A robust approach to reconstruct ocular aberrations from measurements with noise

Abstract

Precise measurement of ocular aberrations is crucial for effective vision corrections, such as laser refractive surgeries and customised contact lenses. In clinical practice, multiple wavefront measurements are taken from each patient to enhance accuracy. However, these repeated measurements introduce significant variability due to pupil size fluctuations, aberrometer misalignments, and accommodation of the eye’s optical system. Previous studies have primarily investigated this variability through changes in Zernike coefficients (ZCs). In this study, the variability of ZCs was explored by incorporating measurement noise into the raw local slope data recorded from the Shack-Hartmann aberrometer, rather than focusing solely on output coefficients. Synthetic data representing various eye conditions, including astigmatism, myopia, keratoconus, and keratoplasty were used, with normally distributed random noise (𝜇 = 0,𝜎2 = 1) added to simulate real-world measurement variations. Spatial smoothing was applied to the noisy data using Tikhonov regularisation, and optimal smoothing parameter was computed through the generalised cross-validation method to produce a representative wavefront. The results of this study are presented via Signal-to-Noise (S/N) ratios for individual ZCs, comparing the performance of least squares and spatial smoothing approaches. It was observed that spatial smoothing consistently yields significantly lower S/N ratios (< 2 𝑑𝐵), indicating the high capability to detect noise variability through spatial approach.
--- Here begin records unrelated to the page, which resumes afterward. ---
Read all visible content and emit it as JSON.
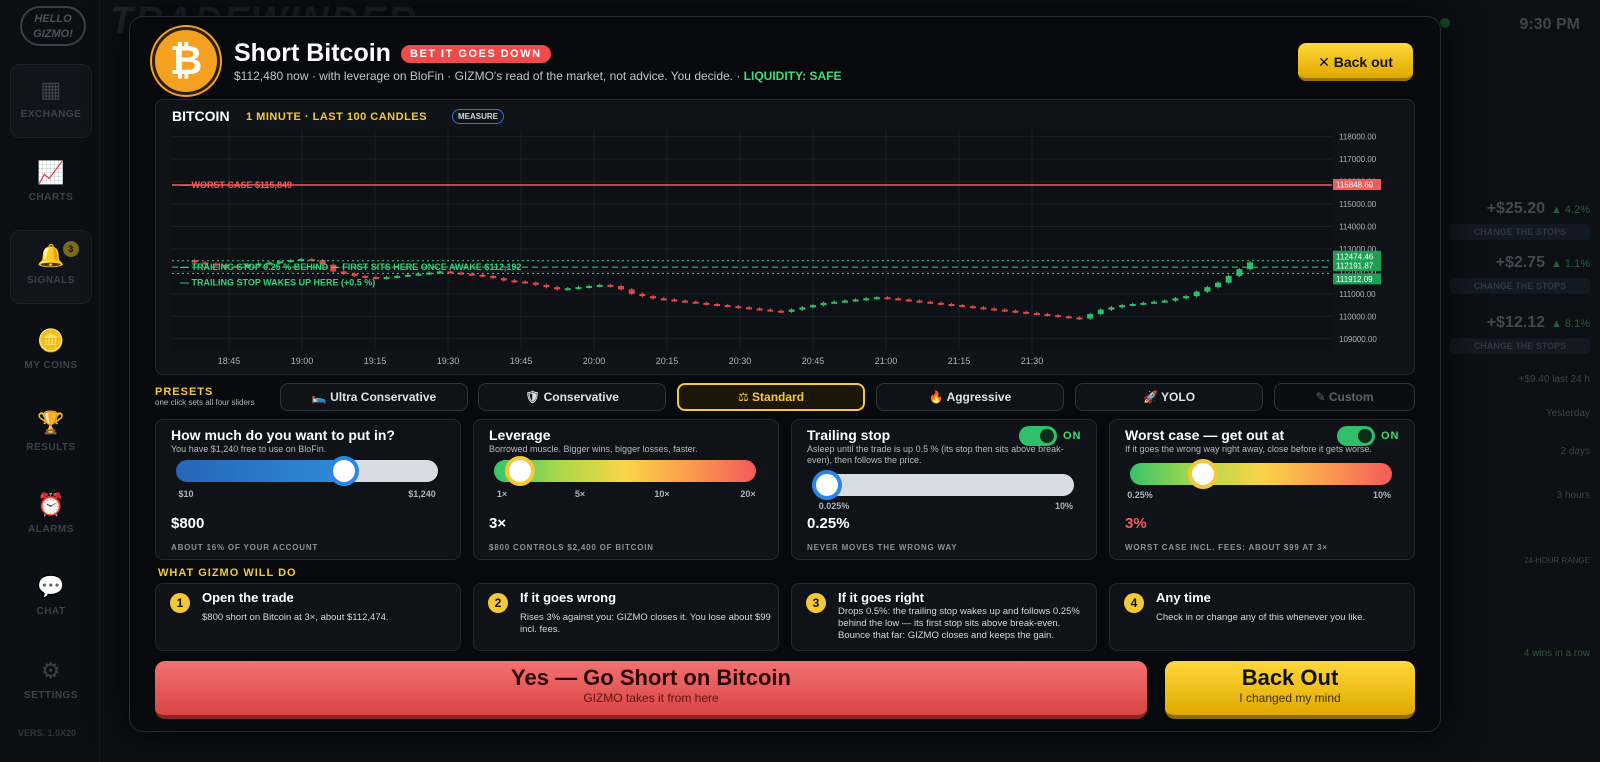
{
  "app": {
    "logo_text": "HELLO GIZMO!",
    "brand_text": "TRADEWINDER",
    "clock": "9:30 PM",
    "version": "VERS. 1.0X20",
    "nav": [
      {
        "label": "EXCHANGE",
        "icon": "exchange-icon"
      },
      {
        "label": "CHARTS",
        "icon": "chart-icon"
      },
      {
        "label": "SIGNALS",
        "icon": "bell-icon",
        "badge": "3"
      },
      {
        "label": "MY COINS",
        "icon": "coins-icon"
      },
      {
        "label": "RESULTS",
        "icon": "trophy-icon"
      },
      {
        "label": "ALARMS",
        "icon": "alarm-icon"
      },
      {
        "label": "CHAT",
        "icon": "chat-icon"
      },
      {
        "label": "SETTINGS",
        "icon": "gear-icon"
      }
    ],
    "right_rows": [
      {
        "value": "+$25.20",
        "pct": "▲ 4.2%",
        "btn": "CHANGE THE STOPS"
      },
      {
        "value": "+$2.75",
        "pct": "▲ 1.1%",
        "btn": "CHANGE THE STOPS"
      },
      {
        "value": "+$12.12",
        "pct": "▲ 8.1%",
        "btn": "CHANGE THE STOPS"
      }
    ],
    "right_misc": [
      "+$9.40 last 24 h",
      "Yesterday",
      "2 days",
      "3 hours",
      "24-HOUR RANGE",
      "4 wins in a row"
    ]
  },
  "modal": {
    "title": "Short Bitcoin",
    "tag": "BET IT GOES DOWN",
    "subline": "$112,480 now · with leverage on BloFin · GIZMO's read of the market, not advice. You decide. · ",
    "liquidity": "LIQUIDITY: SAFE",
    "back_out_top": "Back out",
    "coin_symbol": "₿"
  },
  "chart_data": {
    "type": "candlestick",
    "title": "BITCOIN",
    "timeframe": "1 MINUTE · LAST 100 CANDLES",
    "measure_label": "MEASURE",
    "x_ticks": [
      "18:45",
      "19:00",
      "19:15",
      "19:30",
      "19:45",
      "20:00",
      "20:15",
      "20:30",
      "20:45",
      "21:00",
      "21:15",
      "21:30"
    ],
    "y_ticks": [
      118000,
      117000,
      116000,
      115000,
      114000,
      113000,
      112000,
      111000,
      110000,
      109000
    ],
    "y_tick_labels": [
      "118000.00",
      "117000.00",
      "116000.00",
      "115000.00",
      "114000.00",
      "113000.00",
      "112000.00",
      "111000.00",
      "110000.00",
      "109000.00"
    ],
    "ylim": [
      108500,
      118300
    ],
    "grid": true,
    "close_prices": [
      112500,
      112400,
      112350,
      112300,
      112250,
      112200,
      112300,
      112350,
      112400,
      112450,
      112500,
      112550,
      112500,
      112300,
      112000,
      111900,
      111800,
      111750,
      111700,
      111750,
      111800,
      111850,
      111900,
      111950,
      112000,
      111950,
      111900,
      111850,
      111800,
      111700,
      111600,
      111550,
      111500,
      111400,
      111300,
      111200,
      111250,
      111300,
      111350,
      111400,
      111350,
      111200,
      111000,
      110900,
      110800,
      110750,
      110700,
      110650,
      110600,
      110550,
      110500,
      110450,
      110400,
      110350,
      110300,
      110250,
      110200,
      110300,
      110400,
      110500,
      110600,
      110650,
      110700,
      110750,
      110800,
      110850,
      110800,
      110750,
      110700,
      110650,
      110600,
      110550,
      110500,
      110450,
      110400,
      110350,
      110300,
      110250,
      110200,
      110150,
      110100,
      110050,
      110000,
      109950,
      109900,
      110100,
      110300,
      110400,
      110500,
      110550,
      110600,
      110650,
      110700,
      110800,
      110900,
      111100,
      111300,
      111500,
      111800,
      112100,
      112400
    ],
    "lines": [
      {
        "label": "WORST CASE $115,849",
        "value": 115848.69,
        "tag": "115848.69",
        "color": "#f25b5b",
        "style": "solid"
      },
      {
        "label": "TRAILING STOP 0.25 % BEHIND — FIRST SITS HERE ONCE AWAKE $112,192",
        "value": 112191.87,
        "tag": "112191.87",
        "color": "#34d17a",
        "style": "dashed"
      },
      {
        "label": "TRAILING STOP WAKES UP HERE (+0.5 %)",
        "value": 111912.09,
        "tag": "111912.09",
        "color": "#34d17a",
        "style": "dotted"
      },
      {
        "label": "",
        "value": 112474.46,
        "tag": "112474.46",
        "color": "#34d17a",
        "style": "dotted"
      }
    ]
  },
  "presets": {
    "label": "PRESETS",
    "sub": "one click sets all four sliders",
    "items": [
      {
        "label": "Ultra Conservative",
        "icon": "🛌"
      },
      {
        "label": "Conservative",
        "icon": "🛡"
      },
      {
        "label": "Standard",
        "icon": "⚖"
      },
      {
        "label": "Aggressive",
        "icon": "🔥"
      },
      {
        "label": "YOLO",
        "icon": "🚀"
      },
      {
        "label": "Custom",
        "icon": "✎"
      }
    ]
  },
  "cards": {
    "amount": {
      "title": "How much do you want to put in?",
      "sub": "You have $1,240 free to use on BloFin.",
      "min": "$10",
      "max": "$1,240",
      "level_percent": 64,
      "value": "$800",
      "foot": "ABOUT 16% OF YOUR ACCOUNT"
    },
    "leverage": {
      "title": "Leverage",
      "sub": "Borrowed muscle. Bigger wins, bigger losses, faster.",
      "ticks": [
        "1×",
        "5×",
        "10×",
        "20×"
      ],
      "level_percent": 10,
      "value": "3×",
      "foot": "$800 CONTROLS $2,400 OF BITCOIN"
    },
    "trailing": {
      "title": "Trailing stop",
      "toggle": "ON",
      "sub": "Asleep until the trade is up 0.5 % (its stop then sits above break-even), then follows the price.",
      "min": "0.025%",
      "max": "10%",
      "level_percent": 0,
      "value": "0.25%",
      "foot": "NEVER MOVES THE WRONG WAY"
    },
    "worst": {
      "title": "Worst case — get out at",
      "toggle": "ON",
      "sub": "If it goes the wrong way right away, close before it gets worse.",
      "min": "0.25%",
      "max": "10%",
      "level_percent": 28,
      "value": "3%",
      "value_color": "#f25b5b",
      "foot": "WORST CASE INCL. FEES: ABOUT $99 AT 3×"
    }
  },
  "steps": {
    "label": "WHAT GIZMO WILL DO",
    "items": [
      {
        "num": "1",
        "title": "Open the trade",
        "text": "$800 short on Bitcoin at 3×, about $112,474."
      },
      {
        "num": "2",
        "title": "If it goes wrong",
        "text": "Rises 3% against you: GIZMO closes it. You lose about $99 incl. fees."
      },
      {
        "num": "3",
        "title": "If it goes right",
        "text": "Drops 0.5%: the trailing stop wakes up and follows 0.25% behind the low — its first stop sits above break-even. Bounce that far: GIZMO closes and keeps the gain."
      },
      {
        "num": "4",
        "title": "Any time",
        "text": "Check in or change any of this whenever you like."
      }
    ]
  },
  "actions": {
    "go_label": "Yes — Go Short on Bitcoin",
    "go_sub": "GIZMO takes it from here",
    "back_label": "Back Out",
    "back_sub": "I changed my mind"
  }
}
In contrast, the least square approach yields higher S/N ratios (> 10 𝑑𝐵), indicating its limited capacity to manage measurement variability. This work offers new insights on taking the effects of measurement variability in ocular wavefront analysis. These findings lead us to conclude that spatial smoothing not only improves the reliability of Zernike coefficients’ estimation but also has direct implications for clinical practice, enabling ophthalmologists to make better-informed decisions in customized vision correction procedures including laser refractive surgeries and tailoring contact lens designs. This approach can lead to more accurate diagnoses and better customisation of corrective procedure, ultimately improving patient outcomes in vision care.